Sooner or later, virtually all criminals will finish serving their sentences, and it would be unjust (and illegal) to keep them incarcerated simply because we know the majority will go back to crime.  Some will indeed straighten out and, regardless, indefinite incarceration is not the American way.

But we face an entirely different situation with respect to criminals who get early release from legal sentences they have earned.  In federal jurisdiction, thousands of early releases have already been allowed, and many thousands more are underway.  This is a part of the recidivism (and the related crime surge) problem we can do something about right now.  Specifically, the US Sentencing Commission must curb its early release binge.  First, however, it will have to show at least a modicum of interest in the degree of harm its early release policies have already caused, and how much more damage, if left unchanged, they are likely to foment.

Victims of early-released federal inmates are human beings with rights and feelings no less than their victimizers.  They deserve our attention and help.  At rock bottom minimum, they deserve more attention from the Sentencing Commission than they've been getting. 
What needs to happen is  for the Commission to understand more fully, and take responsible measures to step back, the recidivist crime to which its early release programs have contributed.

There are at least two things the Commission needs to undertake to get this done.  First, it needs to issue guidance that district courts considering early release under existing Commission guideline amendments should take special care to understand their obligation to determine the potential future dangerousness of those seeking retroactively reduced sentences.  The Commission should cite in particular the grotesque case of Wendell Callahan's triple murder  --  Callahan having received not one but two retroactive sentence reductions notwithstanding that there was no question either about his guilt or his violent and dangerous history.

Our federal sentencing system can never again be complicit in such a bloody scandal.
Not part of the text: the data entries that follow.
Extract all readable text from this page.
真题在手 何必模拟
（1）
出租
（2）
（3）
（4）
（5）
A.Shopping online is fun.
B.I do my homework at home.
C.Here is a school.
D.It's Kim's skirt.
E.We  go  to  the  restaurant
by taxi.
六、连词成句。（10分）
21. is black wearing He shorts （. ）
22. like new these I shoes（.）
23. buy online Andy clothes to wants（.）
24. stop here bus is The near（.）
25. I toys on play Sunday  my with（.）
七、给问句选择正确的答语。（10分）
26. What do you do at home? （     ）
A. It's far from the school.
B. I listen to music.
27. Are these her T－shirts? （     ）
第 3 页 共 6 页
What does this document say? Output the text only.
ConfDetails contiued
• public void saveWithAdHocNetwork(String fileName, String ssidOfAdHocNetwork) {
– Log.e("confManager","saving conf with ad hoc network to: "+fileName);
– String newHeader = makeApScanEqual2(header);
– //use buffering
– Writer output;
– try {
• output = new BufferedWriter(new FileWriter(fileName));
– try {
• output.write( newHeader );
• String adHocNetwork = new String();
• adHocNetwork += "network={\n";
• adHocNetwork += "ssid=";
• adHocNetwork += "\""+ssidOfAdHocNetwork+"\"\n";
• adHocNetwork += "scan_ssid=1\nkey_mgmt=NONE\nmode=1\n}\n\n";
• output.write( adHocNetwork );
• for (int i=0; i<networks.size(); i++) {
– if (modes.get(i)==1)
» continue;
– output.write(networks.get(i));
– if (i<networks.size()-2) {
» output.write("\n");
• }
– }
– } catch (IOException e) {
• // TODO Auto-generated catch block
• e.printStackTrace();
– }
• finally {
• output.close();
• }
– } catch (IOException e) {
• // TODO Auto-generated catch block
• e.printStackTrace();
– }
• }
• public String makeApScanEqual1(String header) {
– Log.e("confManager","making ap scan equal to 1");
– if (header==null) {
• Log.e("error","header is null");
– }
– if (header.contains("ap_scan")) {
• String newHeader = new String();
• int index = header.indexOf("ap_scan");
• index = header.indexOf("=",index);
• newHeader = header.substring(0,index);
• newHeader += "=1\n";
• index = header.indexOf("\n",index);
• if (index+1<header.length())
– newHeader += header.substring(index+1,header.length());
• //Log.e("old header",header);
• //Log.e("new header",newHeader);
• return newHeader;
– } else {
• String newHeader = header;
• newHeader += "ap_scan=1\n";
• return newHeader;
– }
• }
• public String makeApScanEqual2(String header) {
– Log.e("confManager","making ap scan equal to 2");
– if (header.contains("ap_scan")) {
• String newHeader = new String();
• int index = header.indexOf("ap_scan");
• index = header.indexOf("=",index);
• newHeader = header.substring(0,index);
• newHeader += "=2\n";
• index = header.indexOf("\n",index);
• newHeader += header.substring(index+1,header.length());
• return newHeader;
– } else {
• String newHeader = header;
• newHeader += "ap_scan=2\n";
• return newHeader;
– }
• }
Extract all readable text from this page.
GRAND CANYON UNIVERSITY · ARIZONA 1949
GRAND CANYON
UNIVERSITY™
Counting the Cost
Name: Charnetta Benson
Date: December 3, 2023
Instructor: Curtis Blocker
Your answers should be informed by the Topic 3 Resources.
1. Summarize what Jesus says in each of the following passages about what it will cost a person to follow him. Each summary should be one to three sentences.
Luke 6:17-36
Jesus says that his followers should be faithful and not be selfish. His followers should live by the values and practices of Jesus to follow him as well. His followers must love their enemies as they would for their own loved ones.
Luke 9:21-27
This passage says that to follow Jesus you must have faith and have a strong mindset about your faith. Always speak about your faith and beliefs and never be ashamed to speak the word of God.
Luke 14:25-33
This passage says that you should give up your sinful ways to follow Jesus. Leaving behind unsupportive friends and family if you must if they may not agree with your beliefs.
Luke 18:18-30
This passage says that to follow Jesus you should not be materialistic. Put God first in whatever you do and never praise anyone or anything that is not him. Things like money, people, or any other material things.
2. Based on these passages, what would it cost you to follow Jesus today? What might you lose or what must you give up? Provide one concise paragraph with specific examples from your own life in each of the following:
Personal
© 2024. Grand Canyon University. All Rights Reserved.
Second, the Commission should immediately adopt the no-pig-in-a-poke policy offered by Sen. David Perdue as an amendment to the SRCA in October 2015. I posted about that here,  It's worth repeating now that the electorate has chosen the candidate who pledged to Make America Safe Again:


...the current sentencing reductions [will] bring about the release of thousands of convicted drug felons without having any very good idea of what they are going to do after they return to the streets, and  --  in some ways even worse  --  no way of finding out.

Why is it that the proponents of [reduced sentences] are so disinterested in tracing their handiwork?  If, as they claim, the bill will produce safer streets, not more dangerous ones, they should be eager to show the world how perspicacious they've been. Those of us who think that prison helps reduce crime will have been shown up.

Maybe the proponents don't mean what they say.  Just maybe, they know that crime will go up, and, therefore, it's best not to track the behavior of [the criminals] who'll be getting early release.

This is just so typically sleazy from what we see in Washington: Proponents of Bill X promise us it will produce wonderful results, but then quietly scuttle any means to find out what the results actually are.

For those who'd prefer a more honest an open approach, let me commend the "Anti-Pig in a Poke" Amendment (my title) offered by Sen. Perdue,  

SIL15793 S.L.C.


Purpose: To require the United States Sentencing Commission to submit to Congress a certain quarterly report relating to recidivism.


IN THE SENATE OF THE UNITED STATES--114th Cong., 1st Sess  S. 2123

AMENDMENT At the appropriate place, insert the following: 


SEC. 110. REPORT ON RECIDIVISM. 

(a) DEFINITION.--In this section, the term ''covered  individual'' means an individual-- 

(1) whose sentence is reduced under this Act,  or an amendment made by this Act; and 

(2) who, after the date on which the individual  is released from the custody of the Bureau of Prisons, is charged with or convicted of a criminal offense. 


SIL 15793  S.L.C.


(b) REPORT.--Not later than 180 days after the date  of enactment of this Act, and every 90 days thereafter, the United States Sentencing Commission shall, in coordination with the Attorney General and the Comptroller of  the United States, submit to the appropriate committees of Congress a report that contains information pertaining  to covered individuals, including -- 


(1) the name, date of birth, and Bureau of  Prisons Register Number of the covered individual;  

(2) the nature of the offense committed by the  by the covered individual, including the name of the  offense and corresponding citation to Federal or  State law; 

(3) the jurisdiction in which the offense was  committed; 

(4) the status of any Federal or State proceeding arising out of the offense; and 

(5) any other information related to the offense  or subsequent criminal proceeding related thereto  that the United States Sentencing Commission determines is relevant. 


******************************************************************** 


When I wrote my pig-in-a-poke entry 13 months ago, it was not as clear as it has since become that crime is surging.  Wendell Callahan had not taught us so tragically and graphically about the  dangers of federal early release. And we had not had an election that re-balanced where we should draw the line between the risks of too much incarceration, and the risks of not enough.


It is simply foolhardy for the Sentencing Commission to push forward with its lighter sentencing binge without having far more data than it does, or seems interested in getting, about the costs its policies have imposed (and if continued, will continue to impose) on law-abiding, innocent citizens.


My fellow academics constantly remind us of the need for data-driven policies. I agree.  It's time for the Sentencing Commission to take a deep breath on blunderbuss early release; adopt the Perdue policies; get and maintain robust data about recidivist federal felons, keeping Congress continuously in the loop; and re-think its behavior in light of the grimmer crime realities we face heading into 2017.